There’s a great scene in American Psycho—the book, not the film—where the antihero Patrick Bateman argues, above the throbbing music of a U2 concert no less, what precisely differentiates Emporio from plain Armani. The grays of Emporio, he says, are muted and so are the taupes and navys. “Definite winged lapels, subtle plaids, polka dots, and stripes are Armani. Not Emporio.”
That’s interesting because it taps into what Giorgio Armani was thinking about for this Emporio show: identity. He demarcated the opening and closing look with a fingerprint, kind of like the touch recognition icon on an iPhone. As that American Psycho passage testifies, Armani’s identity is one of the best-established in the fashion canon, albeit one of the subtlest. And the most important thing you can have in fashion right now is an identity. Amongst a surfeit of product, that’s what will encourage consumers to eschew other brands offering similar stuff, at similar price points, manufactured in the same factories, and choose you over them.

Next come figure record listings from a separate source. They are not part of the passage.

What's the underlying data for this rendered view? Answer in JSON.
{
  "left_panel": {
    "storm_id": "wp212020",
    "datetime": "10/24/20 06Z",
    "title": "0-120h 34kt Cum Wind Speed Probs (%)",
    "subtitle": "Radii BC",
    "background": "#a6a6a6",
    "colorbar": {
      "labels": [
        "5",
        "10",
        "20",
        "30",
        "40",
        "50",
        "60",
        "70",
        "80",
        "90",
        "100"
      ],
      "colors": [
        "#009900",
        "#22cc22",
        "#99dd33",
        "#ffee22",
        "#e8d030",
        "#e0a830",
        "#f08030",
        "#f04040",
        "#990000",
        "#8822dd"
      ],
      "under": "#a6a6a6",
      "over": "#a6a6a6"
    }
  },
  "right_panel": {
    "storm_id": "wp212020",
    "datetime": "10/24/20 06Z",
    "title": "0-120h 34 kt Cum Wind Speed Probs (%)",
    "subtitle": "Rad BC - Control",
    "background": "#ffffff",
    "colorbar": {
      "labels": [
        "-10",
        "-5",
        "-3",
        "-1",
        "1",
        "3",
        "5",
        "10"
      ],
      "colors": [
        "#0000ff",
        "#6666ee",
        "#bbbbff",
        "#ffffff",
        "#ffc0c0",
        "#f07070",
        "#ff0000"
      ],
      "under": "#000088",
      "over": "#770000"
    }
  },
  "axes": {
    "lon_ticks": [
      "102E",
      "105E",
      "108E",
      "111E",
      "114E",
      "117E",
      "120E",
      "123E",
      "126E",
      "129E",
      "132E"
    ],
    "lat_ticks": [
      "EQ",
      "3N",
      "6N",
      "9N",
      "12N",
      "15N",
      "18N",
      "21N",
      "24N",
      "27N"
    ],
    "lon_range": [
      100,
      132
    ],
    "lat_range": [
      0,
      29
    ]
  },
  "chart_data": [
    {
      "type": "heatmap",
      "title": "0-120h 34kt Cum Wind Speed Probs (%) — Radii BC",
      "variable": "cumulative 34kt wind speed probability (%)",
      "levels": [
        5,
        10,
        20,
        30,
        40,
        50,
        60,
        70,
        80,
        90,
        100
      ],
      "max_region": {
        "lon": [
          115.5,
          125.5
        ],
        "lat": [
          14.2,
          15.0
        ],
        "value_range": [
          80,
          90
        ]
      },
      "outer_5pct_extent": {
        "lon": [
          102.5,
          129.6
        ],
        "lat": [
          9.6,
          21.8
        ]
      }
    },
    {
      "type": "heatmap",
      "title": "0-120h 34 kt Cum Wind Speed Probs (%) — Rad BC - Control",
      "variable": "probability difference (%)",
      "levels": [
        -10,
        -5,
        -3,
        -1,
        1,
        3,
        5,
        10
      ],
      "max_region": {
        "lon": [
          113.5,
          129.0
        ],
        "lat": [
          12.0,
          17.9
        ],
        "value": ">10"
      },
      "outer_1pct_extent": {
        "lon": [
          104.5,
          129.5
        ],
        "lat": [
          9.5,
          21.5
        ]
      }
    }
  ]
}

Giorgio Armani has an identity that has helped to shape our modern perception of menswear. It proves so potent that he’s spun out multiple iterations—his main line, Collezioni, Jeans, EA7, and Emporio, the oldest bar his eponymous label. This Emporio collection was looking to define the code and substance of the brand, which has changed somewhat since Patrick Bateman so vehemently defined it in the early ’90, but not all that much. There were still muted grays and navys, the latter more than the former; indeed, it dominated this show. As always, there was a plurality—Armani never demands his man go naked outside of the boardroom or gymnasium, instead proposing clothes for every facet of life. The sportswear was the flashiest, or at least as flashy as Armani ever gets, imprinted with those forensic fingertip markings or with facets of the Armani eagle logo, blown vastly out of proportion to render it almost abstract. Bags were embroidered with military patches, another means of identity.
The collection was best when Armani considered what the Emporio identity should be right now, when he imbued his suiting with the lightness of sportswear, offering papery overcoats in his signature subtle beiges, simple sweaters, and the wide easy trousers so emblematic of his style, but that seem to be cropping up all over this season. You could imagine the lethally chic Bateman taking to them with aplomb.